WINSLOW, Ariz. - The University of New Mexico College of Nursing announced in its September alumni community newsletter that it gave an Outstanding Alumni Award to Sally N. Pete, the chief executive officer with the Winslow Indian Health Care Center in Winslow, Arizona.
"Hard work certainly paid off, and I am honored to be recognized by the UNM College of Nursing during the 60th Anniversary," Pete said.
Since 2002, her position requires an oversight of three health care facilities at Winslow, Dilkon and Leupp. These facilities provide health services to a population of more than 16,000 within eight Navajo Nation Chapter service areas in the southwest region of the Navajo Nation.
After WIHCC transitioned successfully from Indian Health Service to P.L. 93-638 Self-Determination status in 2002, the center grew from 187 employees to more than 350, and the budget has increased from $17 million to more than $50 million today.
Other major achievements include the September 2014 opening of the new Medical Office Building (MOB) and the August opening this year of the state-of-the-art Hozhoogo Iina Wellness Center on the WIHCC campus.
Pete's other awards are numerous and include 2006 UNM College of Nursing's Distinguished Alumni Award and the Indian Health Service Chief Nurse Award.
The 2006 award noted, "Sally Pete's distinguished career in Navajo Area Indian Health Service, along with her exceptional commitment, her immense contributions and professionalism as a public health nurse and a health administrator, are deserving of our recognition."
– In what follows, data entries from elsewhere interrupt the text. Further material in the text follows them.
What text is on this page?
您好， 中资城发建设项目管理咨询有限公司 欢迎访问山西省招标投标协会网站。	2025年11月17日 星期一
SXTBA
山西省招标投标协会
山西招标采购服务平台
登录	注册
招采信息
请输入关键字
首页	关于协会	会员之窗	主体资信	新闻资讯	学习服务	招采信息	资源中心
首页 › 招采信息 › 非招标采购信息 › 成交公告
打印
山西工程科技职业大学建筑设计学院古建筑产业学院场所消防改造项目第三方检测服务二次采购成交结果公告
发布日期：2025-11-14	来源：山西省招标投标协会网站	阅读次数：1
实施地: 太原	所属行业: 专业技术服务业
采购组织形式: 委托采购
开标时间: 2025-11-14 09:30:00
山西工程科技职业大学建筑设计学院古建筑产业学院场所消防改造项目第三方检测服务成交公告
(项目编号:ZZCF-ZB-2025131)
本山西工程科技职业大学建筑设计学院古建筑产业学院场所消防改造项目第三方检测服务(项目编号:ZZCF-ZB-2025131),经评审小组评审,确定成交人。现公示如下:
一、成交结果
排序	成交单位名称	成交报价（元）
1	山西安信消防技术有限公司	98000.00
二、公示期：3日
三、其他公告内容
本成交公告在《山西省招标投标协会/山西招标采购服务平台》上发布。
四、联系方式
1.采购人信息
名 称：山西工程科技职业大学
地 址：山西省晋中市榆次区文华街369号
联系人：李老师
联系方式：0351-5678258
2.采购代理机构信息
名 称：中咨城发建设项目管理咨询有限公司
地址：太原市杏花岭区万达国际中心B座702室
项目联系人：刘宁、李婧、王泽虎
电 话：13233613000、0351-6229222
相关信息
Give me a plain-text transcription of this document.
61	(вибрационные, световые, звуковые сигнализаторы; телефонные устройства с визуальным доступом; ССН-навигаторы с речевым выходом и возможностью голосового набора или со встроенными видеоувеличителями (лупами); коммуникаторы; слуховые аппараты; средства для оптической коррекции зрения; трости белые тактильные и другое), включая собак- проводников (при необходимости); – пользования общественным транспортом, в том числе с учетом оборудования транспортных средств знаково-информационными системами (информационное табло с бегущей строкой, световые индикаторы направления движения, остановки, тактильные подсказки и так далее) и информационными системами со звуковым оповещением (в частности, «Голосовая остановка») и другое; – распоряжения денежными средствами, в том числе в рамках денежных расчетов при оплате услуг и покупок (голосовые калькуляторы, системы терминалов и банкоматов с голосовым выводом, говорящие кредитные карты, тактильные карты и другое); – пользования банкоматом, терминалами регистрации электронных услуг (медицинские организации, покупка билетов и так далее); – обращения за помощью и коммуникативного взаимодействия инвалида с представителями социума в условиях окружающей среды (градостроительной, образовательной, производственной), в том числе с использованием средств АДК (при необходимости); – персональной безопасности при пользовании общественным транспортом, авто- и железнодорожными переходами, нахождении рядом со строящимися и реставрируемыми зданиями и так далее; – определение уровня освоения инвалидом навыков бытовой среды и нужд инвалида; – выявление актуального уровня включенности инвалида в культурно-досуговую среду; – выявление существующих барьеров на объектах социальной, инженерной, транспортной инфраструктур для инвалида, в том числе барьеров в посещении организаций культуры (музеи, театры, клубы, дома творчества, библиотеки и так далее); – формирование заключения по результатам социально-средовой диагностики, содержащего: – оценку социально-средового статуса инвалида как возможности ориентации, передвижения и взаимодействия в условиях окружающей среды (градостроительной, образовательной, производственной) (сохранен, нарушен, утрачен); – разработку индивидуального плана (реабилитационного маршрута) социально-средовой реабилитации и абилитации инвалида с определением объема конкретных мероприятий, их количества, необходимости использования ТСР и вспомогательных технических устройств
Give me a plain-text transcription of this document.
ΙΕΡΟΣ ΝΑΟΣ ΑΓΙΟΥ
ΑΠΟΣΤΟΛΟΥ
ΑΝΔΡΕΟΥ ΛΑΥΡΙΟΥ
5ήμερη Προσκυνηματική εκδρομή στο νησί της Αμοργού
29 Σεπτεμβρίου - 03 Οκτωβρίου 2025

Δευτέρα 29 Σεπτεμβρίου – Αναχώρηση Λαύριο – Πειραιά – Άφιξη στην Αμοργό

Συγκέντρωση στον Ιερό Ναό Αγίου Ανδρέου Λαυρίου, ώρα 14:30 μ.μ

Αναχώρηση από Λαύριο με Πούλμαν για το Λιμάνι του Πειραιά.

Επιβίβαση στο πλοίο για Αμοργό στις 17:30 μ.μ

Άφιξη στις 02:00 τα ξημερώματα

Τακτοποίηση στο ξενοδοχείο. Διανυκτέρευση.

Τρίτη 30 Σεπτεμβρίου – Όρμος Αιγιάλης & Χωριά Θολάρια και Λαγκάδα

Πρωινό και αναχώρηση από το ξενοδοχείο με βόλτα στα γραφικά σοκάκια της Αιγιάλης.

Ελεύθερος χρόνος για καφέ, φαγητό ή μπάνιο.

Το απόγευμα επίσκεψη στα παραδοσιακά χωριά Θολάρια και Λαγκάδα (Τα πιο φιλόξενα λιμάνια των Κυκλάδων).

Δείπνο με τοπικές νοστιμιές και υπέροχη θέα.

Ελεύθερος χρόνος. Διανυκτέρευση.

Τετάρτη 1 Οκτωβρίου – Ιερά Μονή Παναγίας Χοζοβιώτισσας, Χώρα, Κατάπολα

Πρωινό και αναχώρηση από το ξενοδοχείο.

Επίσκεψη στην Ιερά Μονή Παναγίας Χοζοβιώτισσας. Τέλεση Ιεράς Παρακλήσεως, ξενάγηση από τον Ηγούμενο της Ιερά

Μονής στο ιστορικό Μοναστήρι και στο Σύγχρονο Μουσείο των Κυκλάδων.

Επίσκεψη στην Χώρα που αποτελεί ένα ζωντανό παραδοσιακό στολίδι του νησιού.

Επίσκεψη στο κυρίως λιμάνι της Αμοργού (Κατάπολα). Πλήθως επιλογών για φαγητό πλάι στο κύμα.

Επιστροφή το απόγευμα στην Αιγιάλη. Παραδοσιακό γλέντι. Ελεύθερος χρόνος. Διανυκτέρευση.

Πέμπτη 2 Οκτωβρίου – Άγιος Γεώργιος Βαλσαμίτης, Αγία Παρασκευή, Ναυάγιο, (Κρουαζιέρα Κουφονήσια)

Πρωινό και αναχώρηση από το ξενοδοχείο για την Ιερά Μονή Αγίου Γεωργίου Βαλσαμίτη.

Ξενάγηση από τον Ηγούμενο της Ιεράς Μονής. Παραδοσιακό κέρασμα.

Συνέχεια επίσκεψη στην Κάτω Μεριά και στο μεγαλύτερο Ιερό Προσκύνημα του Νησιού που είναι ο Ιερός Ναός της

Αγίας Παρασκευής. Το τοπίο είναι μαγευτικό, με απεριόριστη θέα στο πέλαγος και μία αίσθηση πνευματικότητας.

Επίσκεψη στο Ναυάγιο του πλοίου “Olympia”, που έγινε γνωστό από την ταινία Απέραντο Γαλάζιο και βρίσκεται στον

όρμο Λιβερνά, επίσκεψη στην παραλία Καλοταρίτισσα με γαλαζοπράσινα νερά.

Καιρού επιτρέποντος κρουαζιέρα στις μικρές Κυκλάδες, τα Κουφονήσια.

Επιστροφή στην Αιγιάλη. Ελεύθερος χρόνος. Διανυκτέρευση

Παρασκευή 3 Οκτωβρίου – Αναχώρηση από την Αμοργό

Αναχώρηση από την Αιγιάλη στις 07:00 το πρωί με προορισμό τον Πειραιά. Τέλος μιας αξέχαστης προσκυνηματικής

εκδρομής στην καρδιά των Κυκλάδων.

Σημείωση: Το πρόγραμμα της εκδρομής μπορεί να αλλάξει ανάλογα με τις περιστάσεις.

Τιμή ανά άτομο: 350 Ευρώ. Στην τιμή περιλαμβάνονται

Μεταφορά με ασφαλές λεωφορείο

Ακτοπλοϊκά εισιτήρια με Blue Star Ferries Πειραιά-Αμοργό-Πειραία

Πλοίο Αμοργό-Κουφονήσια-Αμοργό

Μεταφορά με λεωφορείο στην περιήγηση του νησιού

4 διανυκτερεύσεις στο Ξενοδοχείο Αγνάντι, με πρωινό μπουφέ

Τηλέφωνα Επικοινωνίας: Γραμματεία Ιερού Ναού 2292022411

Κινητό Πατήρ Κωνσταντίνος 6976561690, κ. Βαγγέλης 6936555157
Pete was also recognized as an outstanding CEO under P.L. 93-638 Self-Governance status and received an Area/Regional Impact Award from the National Indian Health Board, Washington, D.C.
Pete received her education at Dine' College, University of New Mexico (Class of 1981), University of Utah, Johns Hopkins University and Arizona State University.
Her extensive experience includes work as a care provider, clinic and hospital nurse, public health nurse, director of public health nursing, nurse consultant, as well as Project Officer with the Navajo Nation Community Health Representative Program.
In the late 1980s, she provided technical assistance to all of the Public Health Nursing programs within the Navajo Nation.
She focused her priority concern on patient quality care from infancy to the elderly. In all these positions, Pete also gave particular attention to children at high risk and school health programs that encompass a number of significant health screenings and critical immunizations.
Pete is a member of the National Register's Who's Who in Executives and Professionals, the National Association for Female Executives, Phi Kappa Phi Honor Society from Arizona State University and Sigma Theta Tau International Honor Society of Nursing.